Der kleine Ali erhielt mit acht Jahren eine Beiständin. Die nächsten neun Jahre verbrachte er in einem Internat im Kanton Zürich. Er sei kein einfaches Kind gewesen, ein anstrengender Junge, sagt Ali. Ihn übermannten Schuldgefühle: Bin ich der Grund dafür, dass sich meine Eltern trennten? Bin ich der Grund dafür, dass meine Mutter ihr Leben nicht zu meistern vermag? Als Kind konnte er die damaligen Vorgänge, die krankheitsbedingte Überforderung der Mutter, die erzieherische Abwesenheit des Vaters, nicht einordnen. Heute kann er die Situation, auch dank Gesprächen mit Verwandten, nachvollziehen. Vor kurzem flog Ali in die Türkei zu seinem Vater: Es war die erste Begegnung nach 13 Jahren. Seine Mutter, ebenfalls Coiffeuse, besucht er regelmässig, auch zum Fachsimpeln.

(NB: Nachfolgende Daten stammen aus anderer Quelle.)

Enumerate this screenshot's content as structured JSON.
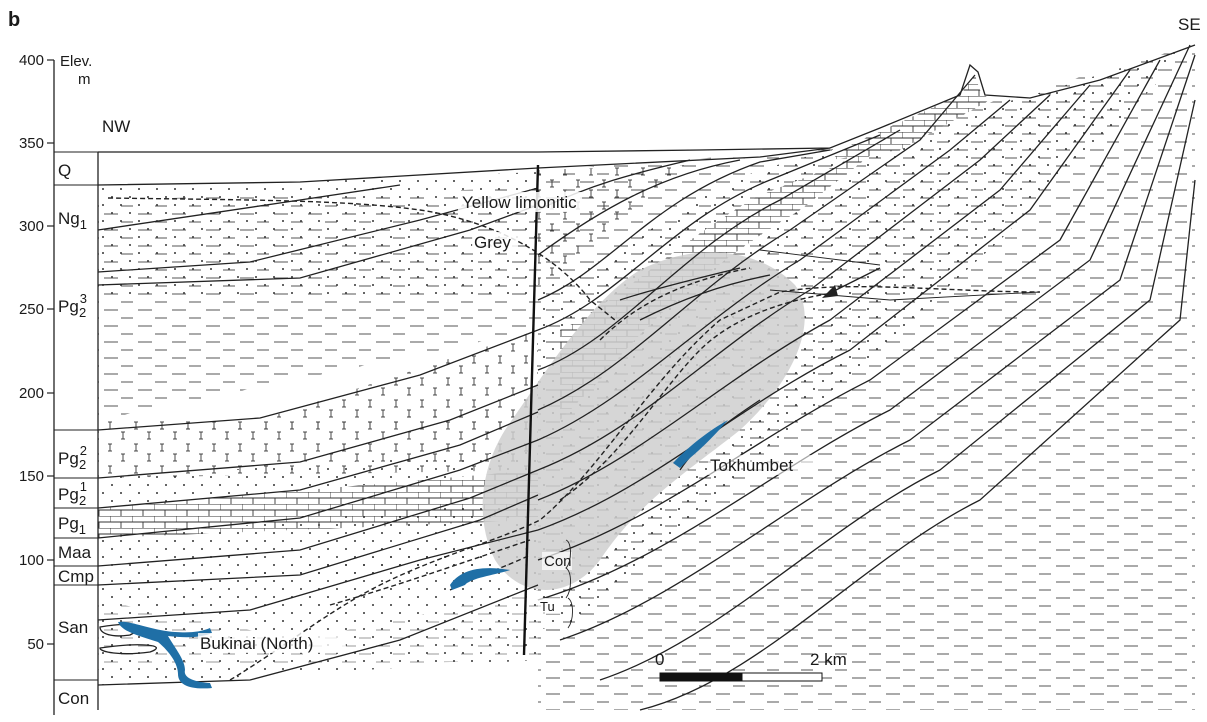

Sicher, im Heim kümmerten sich Sozialpädagoginnen und Sozialpädagogen, Lehrerinnen und Lehrer um Ali. Doch umgeben von anderen Kindern aus ähnlich schwierigen Verhältnissen, übernimmt er viel dissoziales Verhalten. Es fehlte an liebevollen Eltern, die ihm Grenzen setzten, als der Sohn auf Abwegen durchs Teenagerleben schlingert. An einer Familie, die Stabilität und emotionale Geborgenheit vermittelt. Kurzum: Alis Sozialisierung verlief suboptimal.
So suboptimal, dass er sich überfordert fühlte mit den Ämtchen, die er erledigen musste im neuen Heim, in das er mit 18 Jahren eintrat. Er störte sich am Handyverbot ab 22 Uhr, fühlte sich eingeengt, haderte mit sich und der Welt, war unzuverlässig, liess Termine sausen. Eine Kochlehre in der Stadt Zürich brach er ab. Er türmte aus dem Heim, befand sich während drei Monaten auf der «Flucht», lebte bei Freunden, dann eine neue Lösung auf Vorschlag der Heimleitung: Ali kehrt als Volljähriger zurück zu seiner Mutter. Dann dreht die Abwärtsspirale noch schneller. Keine Arbeit, kein soziales Umfeld, kaum Kollegen, keine Tagesstruktur, keine sinnvolle Aufgabe, ergo: Kiffen, Gamen, Chillen und etwas dealen. Ali spricht heute von «drei verlorenen Jahren».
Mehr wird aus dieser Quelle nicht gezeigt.